Alain Mimoun est l’un des plus grands sportifs de l’Histoire. Beaucoup de champions actuels devraient avoir honte de gagner autant d’argent tout en se comportant comme des voyous de bas étages. Ils salissent le sport alors que lui l’a servi de tout son être, sans jamais être payé à la hauteur de son immense talent. Mimoun était de plus un conteur exceptionnel.

Mon Top Ten des meilleurs sportifs français de l’Histoire.
En fin d’année, c’est l’époque des classements, j’élargis donc.

Mon Panthéon des champions français de tous les temps (par ordre alphabétique):

Jacques Anquetil, vélo. Charisme extraordinaire
Marcel Cerdan, boxe. Grand rayonnement
Jean-Claude Killy, ski. Le style fait homme
Renaud Lavillenie, athlétisme. L’homme le plus haut du monde
Sébastien Loeb, auto rallye. Le professionnalisme dans toute sa splendeur
Alain Mimoun, athlétisme. Un humaniste qui courait pour l’amour de la France et non pas pour l’argent
Christian d’Oriola, escrime. Un immense compétiteur
Marie-José Perec, athlétisme. L’une des plus grandes championnes olympiques, tous pays confondus
Alain Prost, F1. La constance au plus haut niveau
Zinedine Zidane, football. Il a réussi là où ont échoué Kopa et Platini

Champion sortant: Laure Manaudou, natation. Inutile de dire pourquoi. Jules Ladoumègue a été radié de la Fédération internationale d’athlétisme parce qu’il avait perçu une poignée de figues. Quand on voit le comportement de certains champions actuels on se dit que les sportifs n’ont rien à envier aux politiques !

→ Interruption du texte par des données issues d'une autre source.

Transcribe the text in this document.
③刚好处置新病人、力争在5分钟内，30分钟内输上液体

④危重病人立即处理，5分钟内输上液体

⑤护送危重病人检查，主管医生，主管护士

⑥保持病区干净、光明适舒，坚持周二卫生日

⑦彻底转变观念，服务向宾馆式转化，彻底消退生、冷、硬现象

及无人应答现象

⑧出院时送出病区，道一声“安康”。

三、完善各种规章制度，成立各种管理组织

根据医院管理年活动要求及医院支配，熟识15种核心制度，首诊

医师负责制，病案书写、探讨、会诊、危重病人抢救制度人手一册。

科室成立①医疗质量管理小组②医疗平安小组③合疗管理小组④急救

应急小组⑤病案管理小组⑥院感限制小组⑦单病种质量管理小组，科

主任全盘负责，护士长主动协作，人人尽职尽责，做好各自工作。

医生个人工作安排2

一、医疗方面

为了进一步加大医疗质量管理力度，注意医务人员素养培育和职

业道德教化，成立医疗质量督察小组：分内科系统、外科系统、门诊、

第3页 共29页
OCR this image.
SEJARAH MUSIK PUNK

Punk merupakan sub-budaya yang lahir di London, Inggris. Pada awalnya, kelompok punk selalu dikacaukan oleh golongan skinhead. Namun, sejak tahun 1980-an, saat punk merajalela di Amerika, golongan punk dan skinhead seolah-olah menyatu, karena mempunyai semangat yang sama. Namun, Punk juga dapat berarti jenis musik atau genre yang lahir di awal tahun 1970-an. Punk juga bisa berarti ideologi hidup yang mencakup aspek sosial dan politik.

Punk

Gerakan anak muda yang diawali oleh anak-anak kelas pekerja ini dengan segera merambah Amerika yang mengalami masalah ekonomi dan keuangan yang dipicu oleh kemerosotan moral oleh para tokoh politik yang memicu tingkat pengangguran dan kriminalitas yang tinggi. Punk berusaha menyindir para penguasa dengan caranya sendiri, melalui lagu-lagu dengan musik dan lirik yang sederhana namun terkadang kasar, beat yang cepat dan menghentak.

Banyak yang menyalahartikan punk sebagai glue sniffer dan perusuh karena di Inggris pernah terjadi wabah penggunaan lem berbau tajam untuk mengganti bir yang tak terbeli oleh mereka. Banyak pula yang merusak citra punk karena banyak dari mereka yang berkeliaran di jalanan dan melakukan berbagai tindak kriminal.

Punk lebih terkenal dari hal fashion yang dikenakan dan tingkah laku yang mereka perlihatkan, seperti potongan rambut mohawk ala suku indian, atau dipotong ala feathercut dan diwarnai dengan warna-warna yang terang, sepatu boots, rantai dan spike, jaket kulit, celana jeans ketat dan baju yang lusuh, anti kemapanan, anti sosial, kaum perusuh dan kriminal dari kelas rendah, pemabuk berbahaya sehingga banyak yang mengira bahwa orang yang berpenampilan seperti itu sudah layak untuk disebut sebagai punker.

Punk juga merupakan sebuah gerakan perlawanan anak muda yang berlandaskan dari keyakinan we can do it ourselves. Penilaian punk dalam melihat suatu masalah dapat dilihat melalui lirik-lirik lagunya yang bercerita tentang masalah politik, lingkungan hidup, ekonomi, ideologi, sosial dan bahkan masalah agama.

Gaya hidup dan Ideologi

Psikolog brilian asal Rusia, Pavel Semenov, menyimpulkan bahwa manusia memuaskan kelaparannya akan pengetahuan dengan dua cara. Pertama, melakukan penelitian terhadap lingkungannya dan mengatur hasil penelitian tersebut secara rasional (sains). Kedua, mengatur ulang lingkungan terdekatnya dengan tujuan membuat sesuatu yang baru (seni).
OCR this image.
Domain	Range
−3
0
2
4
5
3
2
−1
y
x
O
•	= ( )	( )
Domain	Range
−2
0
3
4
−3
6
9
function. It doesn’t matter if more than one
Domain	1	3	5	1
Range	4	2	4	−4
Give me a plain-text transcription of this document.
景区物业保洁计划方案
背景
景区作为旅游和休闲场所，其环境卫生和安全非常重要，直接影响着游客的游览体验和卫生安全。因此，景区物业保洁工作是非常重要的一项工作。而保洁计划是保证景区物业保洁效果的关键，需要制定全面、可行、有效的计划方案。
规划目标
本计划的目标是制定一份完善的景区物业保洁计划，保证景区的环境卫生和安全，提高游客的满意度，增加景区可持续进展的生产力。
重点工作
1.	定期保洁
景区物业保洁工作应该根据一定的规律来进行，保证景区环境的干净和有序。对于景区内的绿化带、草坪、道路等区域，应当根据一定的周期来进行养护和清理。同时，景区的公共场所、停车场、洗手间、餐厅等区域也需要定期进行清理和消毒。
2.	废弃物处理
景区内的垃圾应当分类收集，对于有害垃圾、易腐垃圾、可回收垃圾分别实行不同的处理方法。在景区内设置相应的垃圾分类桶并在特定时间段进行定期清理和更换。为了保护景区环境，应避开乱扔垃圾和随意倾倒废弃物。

Le classement tient compte du talent et du palmarès.
3 athlètes, deux pilotes auto, et un seul pratiquant des autres sports.

PS: j’ai écarté la voile (Tabarly), l’alpinisme et la tauromachie.

20.10.14

Petite bibliothèque du coureur, de Bernard Chambaz. (Champs classiques/ Flammarion)

Le mythique finlandais Paavo Nurmi. L’athlète n’a rien à voir avec les joggers qui courent pour prolonger leur vie.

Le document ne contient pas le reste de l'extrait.